Montenegro has secured a €150 million non-repayable grant from the European Union for the construction of the second section of the Bar–Boljare highway, marking a decisive shift in how the country finances its most strategic infrastructure project.
The grant—confirmed as part of the financing package for the Mateševo–Andrijevica section—represents the largest EU grant ever awarded to Montenegro, underlining both the scale of the project and its importance within the broader European transport network.
A €600 million corridor backed by blended finance
The second section of the highway, stretching roughly 22–23 kilometres through mountainous northern terrain, carries a total estimated investment value of around €600 million.
Its financing structure reflects a layered model increasingly used across the Western Balkans:
- €150 million EU grant (non-repayable)
- €200 million loan from the European Bank for Reconstruction and Development (EBRD)

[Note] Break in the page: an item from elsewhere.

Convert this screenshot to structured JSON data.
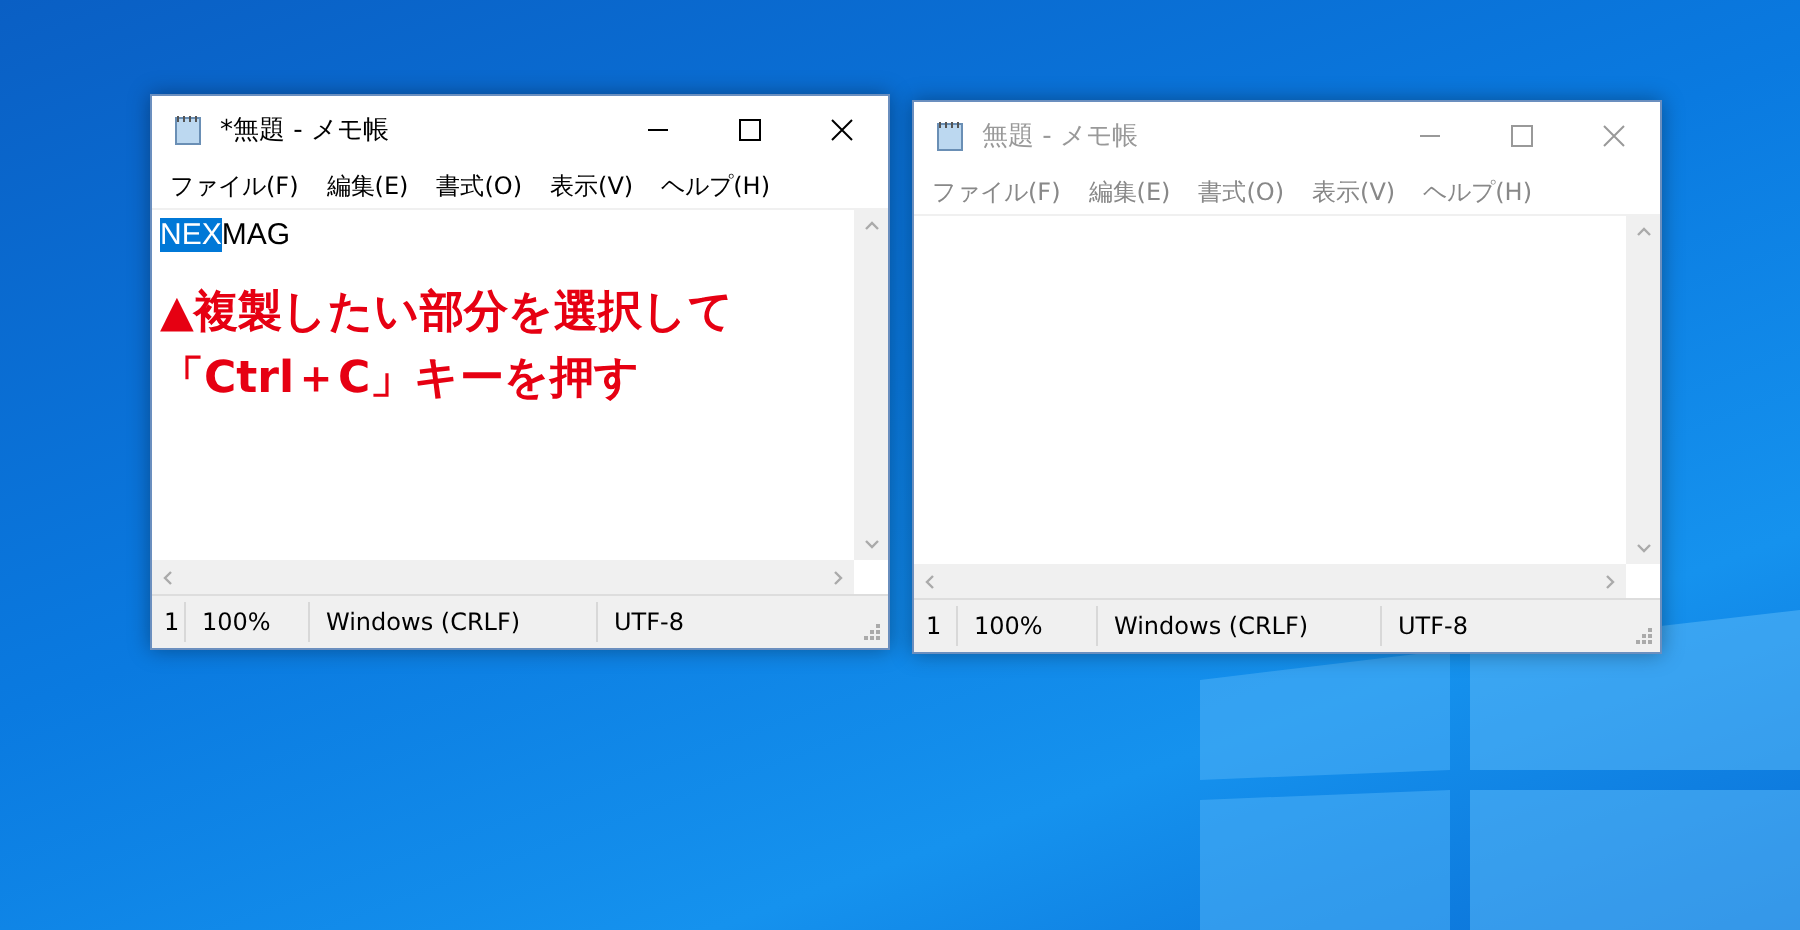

- Remaining funding from the Montenegrin state budget
This structure is materially different from the first section of the highway, which relied heavily on Chinese financing and contributed to a sharp increase in Montenegro’s public debt profile earlier in the decade.
The current model signals a pivot toward EU-backed blended finance, combining grants and concessional loans to reduce fiscal pressure while enforcing stricter procurement and governance standards.
Strategic corridor, not just domestic infrastructure
The Bar–Boljare motorway is not a standalone national project. It forms part of a wider Pan-European transport corridor linking the Adriatic port of Bar with Serbia and onward to Central Europe.
In practical terms, the motorway is designed to:
- Connect Montenegro’s coastal economy with its underdeveloped northern regions
- Improve freight and passenger flows toward Serbia and EU markets
- Integrate the country into the Trans-European Transport Network (TEN-T)
This explains the scale of EU support. For Brussels, the project is both an infrastructure investment and a geopolitical instrument, anchoring Montenegro more firmly within European economic and regulatory frameworks.
Conditional capital: EU standards and oversight
The €150 million grant is not unconditional funding.
EU officials have explicitly linked the disbursement to strict compliance with European standards, including:
- Transparent public procurement
- Environmental protection requirements
- Monitoring and reporting mechanisms
- Alignment with EU regulatory frameworks
In effect, the financing structure embeds institutional reform into infrastructure delivery, turning the project into a test case for Montenegro’s administrative and governance capacity as it advances toward EU membership.
Economic implications: Regional convergence and investment flows
From an economic standpoint, the second highway section is expected to generate several layers of impact.
At the national level, it aims to reduce regional disparities, particularly by improving accessibility in northern Montenegro—an area historically lagging in investment and employment.
At the regional level, improved connectivity is expected to:
- Lower transport costs for goods moving between the Adriatic and inland markets
- Strengthen tourism flows beyond the coastal zone
- Enable greater integration into Western Balkan supply chains linked to the EU
The project is also likely to stimulate secondary investment, particularly in logistics, services, and local construction sectors, as implementation progresses over the expected multi-year construction timeline.
From debt-driven expansion to EU-aligned financing
The broader significance of the €150 million grant lies in what it represents for Montenegro’s infrastructure strategy.
The first section of the highway, completed in 2022, became a symbol of debt-financed development, raising concerns about fiscal sustainability and external dependence.
The second section, by contrast, is being delivered under a “Team Europe” financing model, combining EU grants with multilateral lending and domestic co-financing.
This transition reduces sovereign risk exposure while increasing policy alignment with EU norms, effectively tying infrastructure development to accession dynamics.
A long project with long-term implications
Construction of the Mateševo–Andrijevica section is expected to take several years, with completion forming a critical step toward the full 165 km Bar–Boljare motorway corridor.
Yet the financial architecture behind the project may prove just as important as the road itself.
The €150 million grant does not merely close a funding gap—it signals a structural realignment of Montenegro’s development model, where capital inflows are increasingly tied to EU integration, regulatory convergence, and long-term economic positioning within the European transport system.